I. Младенцы, находящиеся в утробе матери, тело которых еще вполне не сформировалось, и которые сами по себе находятся в состоянии наибольшей, какую только возможно допустить, слабости, должны иметь со своими матерями связь самую тесную, какую мы лишь можем себе представить. И хотя душа их отделена от души их матери, но тело их не отделено от ее тела, то, должно думать, они имеют те же чувства и те же страсти — словом, все те душевные состояния, которые возбуждаются в душе по поводу движений, происходящих в теле.

Итак, дети видят то же, что видят их матери, слышат те же крики, получают те же впечатления от предметов и волнуются теми же страстями. Ибо раз выражение лица человека, охваченного страстью, передается тем, кто смотрит на него, и, естественно, сообщает им страсть, подобную той, какая волнует его, хотя бы связь этого человека с теми, кто смотрит на него, была не особенно велика, то, как мне кажется, мы имеем основание думать, что матери способны сообщать детям своим все те же чувства и страсти, которые волнуют их. Ибо тело ребенка образует одно тело с телом матери, кровь и жизненные духи одни и те же у него и у нее;

чувства же и страсти суть естественные следствия движений жизненных духов и крови, и эти движения неизбежно передаются от матери ребенку. Итак, страсти, чувства и вообще все душевные состояния, поводом к которым служит тело, одни и те же у матери и у ребенка.

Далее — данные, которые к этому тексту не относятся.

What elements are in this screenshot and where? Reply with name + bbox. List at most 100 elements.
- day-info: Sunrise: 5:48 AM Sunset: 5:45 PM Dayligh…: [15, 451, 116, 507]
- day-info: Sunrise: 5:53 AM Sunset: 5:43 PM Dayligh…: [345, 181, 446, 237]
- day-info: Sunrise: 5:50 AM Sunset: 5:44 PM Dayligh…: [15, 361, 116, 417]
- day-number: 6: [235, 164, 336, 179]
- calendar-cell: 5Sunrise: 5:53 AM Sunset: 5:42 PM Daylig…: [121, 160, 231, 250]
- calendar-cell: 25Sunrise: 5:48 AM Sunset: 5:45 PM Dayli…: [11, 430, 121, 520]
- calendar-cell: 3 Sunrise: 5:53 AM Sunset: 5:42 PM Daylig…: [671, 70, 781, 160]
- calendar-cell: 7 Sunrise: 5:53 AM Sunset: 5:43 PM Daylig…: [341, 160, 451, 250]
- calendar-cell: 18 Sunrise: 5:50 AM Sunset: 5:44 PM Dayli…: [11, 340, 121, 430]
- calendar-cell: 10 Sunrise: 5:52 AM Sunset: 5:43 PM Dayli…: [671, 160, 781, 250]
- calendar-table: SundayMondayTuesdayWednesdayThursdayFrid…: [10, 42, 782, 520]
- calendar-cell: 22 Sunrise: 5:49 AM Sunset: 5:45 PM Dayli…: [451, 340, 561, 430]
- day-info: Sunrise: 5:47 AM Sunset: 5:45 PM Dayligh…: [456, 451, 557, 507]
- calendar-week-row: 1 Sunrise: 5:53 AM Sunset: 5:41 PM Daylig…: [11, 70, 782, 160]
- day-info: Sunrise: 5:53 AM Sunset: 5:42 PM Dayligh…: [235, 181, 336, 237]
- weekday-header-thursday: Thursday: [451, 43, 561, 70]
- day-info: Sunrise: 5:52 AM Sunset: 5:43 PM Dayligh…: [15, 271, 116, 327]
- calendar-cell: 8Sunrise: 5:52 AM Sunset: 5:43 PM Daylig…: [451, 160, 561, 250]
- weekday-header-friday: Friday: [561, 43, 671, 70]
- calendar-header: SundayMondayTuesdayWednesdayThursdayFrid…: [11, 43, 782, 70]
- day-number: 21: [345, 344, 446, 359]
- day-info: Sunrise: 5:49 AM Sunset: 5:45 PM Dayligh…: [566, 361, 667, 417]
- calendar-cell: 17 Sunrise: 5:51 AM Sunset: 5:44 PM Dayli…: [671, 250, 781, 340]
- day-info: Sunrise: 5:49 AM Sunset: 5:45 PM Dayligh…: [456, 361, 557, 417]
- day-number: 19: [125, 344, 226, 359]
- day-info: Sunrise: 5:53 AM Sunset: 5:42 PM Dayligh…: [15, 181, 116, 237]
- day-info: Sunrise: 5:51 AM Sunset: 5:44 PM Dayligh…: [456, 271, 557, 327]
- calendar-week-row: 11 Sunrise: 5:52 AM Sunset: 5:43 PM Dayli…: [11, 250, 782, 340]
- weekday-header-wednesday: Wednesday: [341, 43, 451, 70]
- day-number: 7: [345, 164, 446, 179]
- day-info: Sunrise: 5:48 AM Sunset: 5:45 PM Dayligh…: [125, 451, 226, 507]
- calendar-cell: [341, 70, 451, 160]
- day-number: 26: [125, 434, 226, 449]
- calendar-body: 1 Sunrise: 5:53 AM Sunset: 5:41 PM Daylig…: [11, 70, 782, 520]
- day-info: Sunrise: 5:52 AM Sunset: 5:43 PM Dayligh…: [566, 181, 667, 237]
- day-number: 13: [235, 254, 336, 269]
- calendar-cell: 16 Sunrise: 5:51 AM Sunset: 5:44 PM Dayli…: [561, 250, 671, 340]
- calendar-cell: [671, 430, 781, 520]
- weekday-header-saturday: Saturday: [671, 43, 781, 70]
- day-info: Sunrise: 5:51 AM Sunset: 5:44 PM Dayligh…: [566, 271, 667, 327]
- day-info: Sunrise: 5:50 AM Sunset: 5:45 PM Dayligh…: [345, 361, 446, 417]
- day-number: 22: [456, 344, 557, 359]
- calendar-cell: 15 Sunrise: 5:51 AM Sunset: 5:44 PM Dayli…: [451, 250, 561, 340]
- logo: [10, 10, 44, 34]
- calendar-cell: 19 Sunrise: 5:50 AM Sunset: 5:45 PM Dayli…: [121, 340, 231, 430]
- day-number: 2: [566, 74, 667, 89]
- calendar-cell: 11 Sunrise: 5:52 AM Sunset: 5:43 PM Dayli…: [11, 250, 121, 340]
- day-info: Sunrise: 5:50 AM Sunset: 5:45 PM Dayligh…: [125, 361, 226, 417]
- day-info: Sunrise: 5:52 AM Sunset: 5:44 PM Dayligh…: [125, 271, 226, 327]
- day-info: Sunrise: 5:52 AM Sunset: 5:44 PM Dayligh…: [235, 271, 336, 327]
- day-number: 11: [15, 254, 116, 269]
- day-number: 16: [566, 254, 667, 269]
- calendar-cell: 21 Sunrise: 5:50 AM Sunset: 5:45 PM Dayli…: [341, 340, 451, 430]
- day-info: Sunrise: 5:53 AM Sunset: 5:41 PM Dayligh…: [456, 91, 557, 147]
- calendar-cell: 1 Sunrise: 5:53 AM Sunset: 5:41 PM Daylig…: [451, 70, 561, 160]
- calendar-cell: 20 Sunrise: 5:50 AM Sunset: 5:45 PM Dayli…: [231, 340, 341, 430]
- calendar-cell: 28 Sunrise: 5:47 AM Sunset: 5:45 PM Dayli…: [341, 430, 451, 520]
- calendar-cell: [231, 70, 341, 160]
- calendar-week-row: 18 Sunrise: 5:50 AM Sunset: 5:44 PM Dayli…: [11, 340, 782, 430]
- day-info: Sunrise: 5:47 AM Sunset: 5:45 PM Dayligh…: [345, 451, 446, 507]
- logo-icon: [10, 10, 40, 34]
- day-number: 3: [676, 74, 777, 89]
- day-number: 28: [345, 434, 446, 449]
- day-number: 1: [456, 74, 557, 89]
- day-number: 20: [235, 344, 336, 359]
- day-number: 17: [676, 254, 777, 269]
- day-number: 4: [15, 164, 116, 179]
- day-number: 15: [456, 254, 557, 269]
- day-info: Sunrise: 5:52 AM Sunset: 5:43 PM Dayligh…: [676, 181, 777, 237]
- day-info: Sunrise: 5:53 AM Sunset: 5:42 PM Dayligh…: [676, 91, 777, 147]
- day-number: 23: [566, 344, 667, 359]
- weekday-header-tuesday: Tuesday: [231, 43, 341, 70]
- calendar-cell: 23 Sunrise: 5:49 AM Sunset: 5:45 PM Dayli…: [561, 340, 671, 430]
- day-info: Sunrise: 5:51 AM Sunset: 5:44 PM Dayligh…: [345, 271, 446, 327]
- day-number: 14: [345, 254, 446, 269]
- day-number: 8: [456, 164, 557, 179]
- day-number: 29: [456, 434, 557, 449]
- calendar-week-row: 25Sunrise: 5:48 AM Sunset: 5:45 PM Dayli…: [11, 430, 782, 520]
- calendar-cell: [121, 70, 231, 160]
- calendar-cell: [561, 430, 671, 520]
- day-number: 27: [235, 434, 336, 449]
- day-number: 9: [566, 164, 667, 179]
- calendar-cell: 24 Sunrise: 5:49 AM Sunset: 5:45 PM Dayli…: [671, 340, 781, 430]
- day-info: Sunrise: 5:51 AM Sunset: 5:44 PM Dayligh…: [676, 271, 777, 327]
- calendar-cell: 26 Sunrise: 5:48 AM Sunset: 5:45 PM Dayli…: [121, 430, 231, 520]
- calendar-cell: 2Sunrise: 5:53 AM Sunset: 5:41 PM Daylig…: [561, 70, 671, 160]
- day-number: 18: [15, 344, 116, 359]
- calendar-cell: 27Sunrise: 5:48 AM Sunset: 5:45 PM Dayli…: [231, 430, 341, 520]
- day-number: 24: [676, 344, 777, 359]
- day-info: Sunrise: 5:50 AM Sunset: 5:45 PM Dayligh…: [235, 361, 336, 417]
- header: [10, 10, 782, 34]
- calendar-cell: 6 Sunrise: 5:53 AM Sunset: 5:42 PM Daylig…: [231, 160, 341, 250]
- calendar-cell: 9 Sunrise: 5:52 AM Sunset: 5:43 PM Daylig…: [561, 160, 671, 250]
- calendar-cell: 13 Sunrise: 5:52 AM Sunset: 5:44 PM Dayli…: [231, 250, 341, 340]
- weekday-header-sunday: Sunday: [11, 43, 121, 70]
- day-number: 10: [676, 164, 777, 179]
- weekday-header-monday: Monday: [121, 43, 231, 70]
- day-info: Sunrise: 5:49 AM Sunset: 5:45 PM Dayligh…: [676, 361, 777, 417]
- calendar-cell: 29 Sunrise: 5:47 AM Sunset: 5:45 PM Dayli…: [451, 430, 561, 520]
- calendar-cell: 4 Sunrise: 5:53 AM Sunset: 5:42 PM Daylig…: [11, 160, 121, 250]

Это мне кажется несомненным в силу многих причин. Уже из того факта, что мать, которая сильно была испугана при виде кошки, рождает ребенка, каждый раз при виде этого животного приходящего в ужас, легко сделать тот вывод, что ребенок, следовательно, должен был испытывать также ужас и эмоцию жизненных духов при виде того, что видела его мать, когда носила его, потому что вид кошки, не делающей ему никакого вреда, вызывает в нем такие странные явления. Однако я высказываю все это лишь как предположение, которое, по моему мнению, достаточно будет доказано впоследствии.